Review: Bloodshot Monochrome by Patience Agbabi
Tuesday, July 1, 2008
Bloodshot Monochrome by Patience Agbabi
It's a thin book. However, if you're about to become the romper room for someone else's narratives, neuroses and hang-ups, it's cheery that the book is at least thin. They won't be here long. Maybe you can cope.
So Patience enters your romper room. 'Shots', the first of the five parts of this poetry collection, turns it around. She wants neither to invade, nor to assault. You've been invited into her sitting room, sat down with a glass of wine, and she gently soothes you with her lyrical voice. Don't be afraid, she says, I've serious things to say, but I'll say them gently, whilst the cat of my metre sits on your lap and purrs. It's okay to laugh, she says, when you get to 'On turning on the TV...' I'm glad you did, and was afraid you wouldn't.
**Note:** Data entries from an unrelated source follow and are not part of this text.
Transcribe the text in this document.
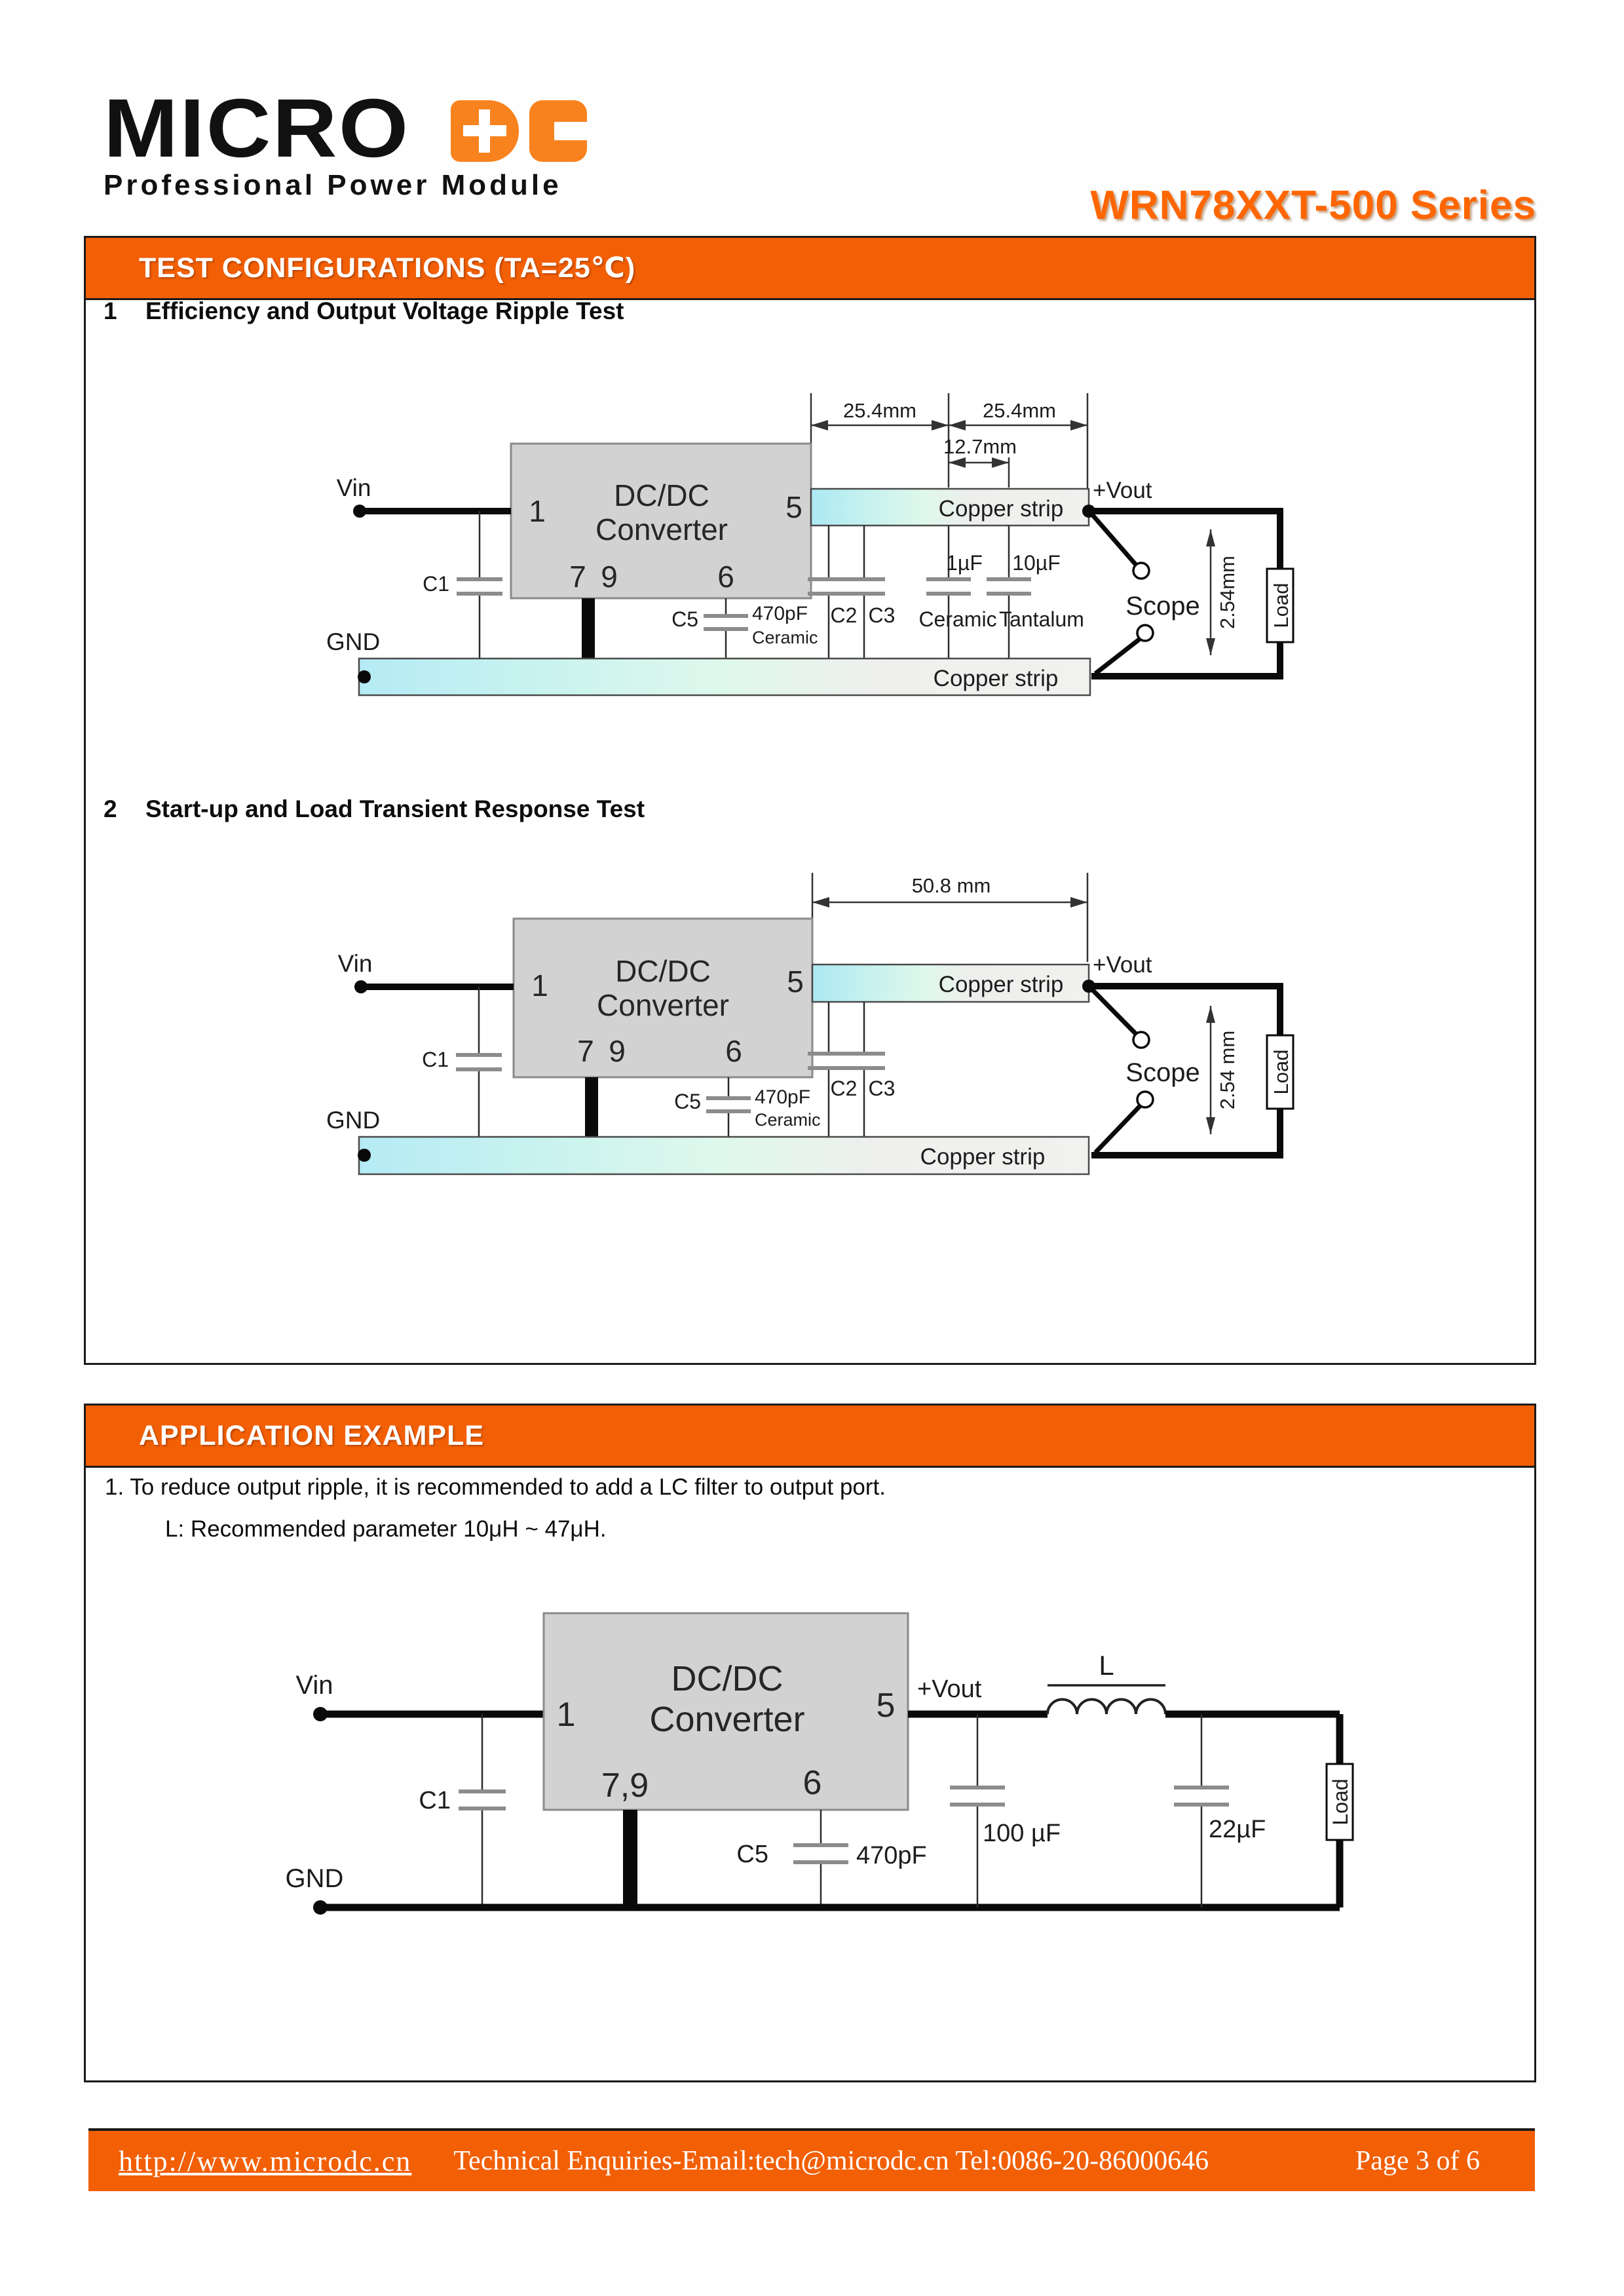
MICRO
Professional Power Module	WRN78XXT-500 Series
TEST CONFIGURATIONS (TA=25℃)
1	Efficiency and Output Voltage Ripple Test
25.4mm	25.4mm
12.7mm
DC/DC
Converter
1	5
7 9	6
Vin
C1
C5	470pF
Ceramic
Copper strip
+Vout
Load
Scope 2.54mm
C2 C3
1µF
Ceramic
10µF
Tantalum
GND
Copper strip
2	Start-up and Load Transient Response Test
50.8 mm
DC/DC
Converter
1	5
7 9	6
Vin
C1
C5	470pF
Ceramic
Copper strip
+Vout
Load
Scope 2.54 mm
C2 C3
GND
Copper strip
APPLICATION EXAMPLE
1. To reduce output ripple, it is recommended to add a LC filter to output port.
L: Recommended parameter 10μH ~ 47μH.
Vin	DC/DC
Converter
1	5
7,9	6
C1
C5	470pF
GND
+Vout
100 µF
L
Load
22µF
http://www.microdc.cn Technical Enquiries-Email:tech@microdc.cn Tel:0086-20-86000646	Page 3 of 6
So that by the end of 'Shots', you want to stay some more and listen. This is as well, because the next two parts, 'Monologues' and 'Problem Pages' are not quite as successful. 'Josephine Baker Finds Herself' is a genuinely clever, successful poem. 'Yore my type' is amusing, but you have to wonder how successfully Patience has entered this other world, or are we sharing a misconception of an alien lifestyle? 'Problem Pages', where Patience has famous writers set her questions which she then answers, may appeal to some, and be a useful resource for literature teachers, but it left me cold after the first couple.
In 'Blood Letters', Patience seems to return to letting us share her experiences. Not as comfortable as 'Shots', but we know each other by now, and it's okay to dare a bit and exchange more personal stuff. Exchange? Reading a book of poems? Yeah, you'll be surprised how you start talking back. Until, with 'Black and White and Red All Over', you're shamed into silence. Momentarily. Patience is not a vicious woman.
The last section, 'Vicious Circle', is a long work. Fourteen paired stanzas, highly structured, clearly thought out. I'm not sure I got the story first time around, but as I made my goodbyes and left this writer's room, buttoning an imaginary coat against an imaginary wind, I didn't feel I'd wasted time. I wanted to visit again, maybe ask some more questions. A good time out.